The murdered man, Jason McKendrick, was a much-loved columnist, a carefree bachelor with a million glamorous women, who also happened to have a very special friend who slept on a filthy mattress in his apartment. As Rebecca and Chris peel back the layers of Jason’s complicated world, they find he was leading not just a double life, but maybe many more. Only one person knows what made him tick. But can she stay alive long enough to tell his story?
Excerpt:
I
once said to one of my clients, a man who’d killed someone in self-defense,
that it must have been the hardest thing he ever had to live through.
“Not
even close,” he said. “Not nearly as hard as my divorce. Learning that someone
I thought I knew was so different; living with that. That’s the hardest thing I
ever had to do.”
The
night Chris Nicholson, my law partner, was nearly arrested for murder I started
to see what he meant. It was a time when everything I thought about the world
changed, everything I thought I knew about human beings and who they are turned
upside down and inside out. And it was probably a change for the better.
I
can say that now that it’s over. I can even say that I think I’m a better
person for it, a bigger and more aware person. I’m certainly a weirder person.

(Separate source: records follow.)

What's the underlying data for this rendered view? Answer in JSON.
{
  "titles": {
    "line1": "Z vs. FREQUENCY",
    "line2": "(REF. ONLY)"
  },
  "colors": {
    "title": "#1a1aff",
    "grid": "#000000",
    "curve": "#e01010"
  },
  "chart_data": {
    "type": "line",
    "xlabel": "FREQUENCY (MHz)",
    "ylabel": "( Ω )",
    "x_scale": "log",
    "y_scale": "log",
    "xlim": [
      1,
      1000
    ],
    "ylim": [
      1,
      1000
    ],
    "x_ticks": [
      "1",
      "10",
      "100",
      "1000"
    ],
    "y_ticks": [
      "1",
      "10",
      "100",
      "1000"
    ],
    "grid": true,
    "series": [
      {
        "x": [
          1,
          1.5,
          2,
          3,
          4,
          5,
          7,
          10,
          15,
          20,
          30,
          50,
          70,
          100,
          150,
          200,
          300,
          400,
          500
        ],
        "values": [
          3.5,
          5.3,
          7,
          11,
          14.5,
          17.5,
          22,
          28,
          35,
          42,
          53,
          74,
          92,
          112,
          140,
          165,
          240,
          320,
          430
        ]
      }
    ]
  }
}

But I notice I’m a little more careful about whom I call weird these days. Who
among us is exactly like the rest of us? And more to the point, who hasn’t got
a secret? Even, maybe, a whole secret life.
I
think I should go back to the old Rebecca for a moment here, just to illustrate
the progression of the thing; the Rebecca of the Cosmic Blind Date.
I
was standing in line at the post office one day, mailing a birthday present, a
job it’s not ethical to give to my secretary—
and anyway, he wouldn’t do it. I was impatient, in a hurry because I had
to go home and pack for a business trip to Seattle. And a man was staring at
me. He was sort of a nice-looking man, in fact a very nice-looking man, nothing
wrong with him except that his hair was a little long and he was rumpled. That
could have meant nothing or a lot, like maybe he was crazy and didn’t care how
he looked, or maybe he was homeless and didn’t have a mirror, which also might
have meant he was crazy. Without being narrow-minded about it, most urban women
would agree, I think, that men who stare at you and might be crazy are probably
best avoided.
I
was busily keeping my distance and avoiding eye contact (or trying to) but I
couldn’t help it, I kept sneaking little nervous glances to see if he was still
staring. And he was, every time.
Finally,
he simply walked up to me and said, “Excuse me, I know this sounds crazy, but
you aren’t named Rebecca, are you? By any chance?”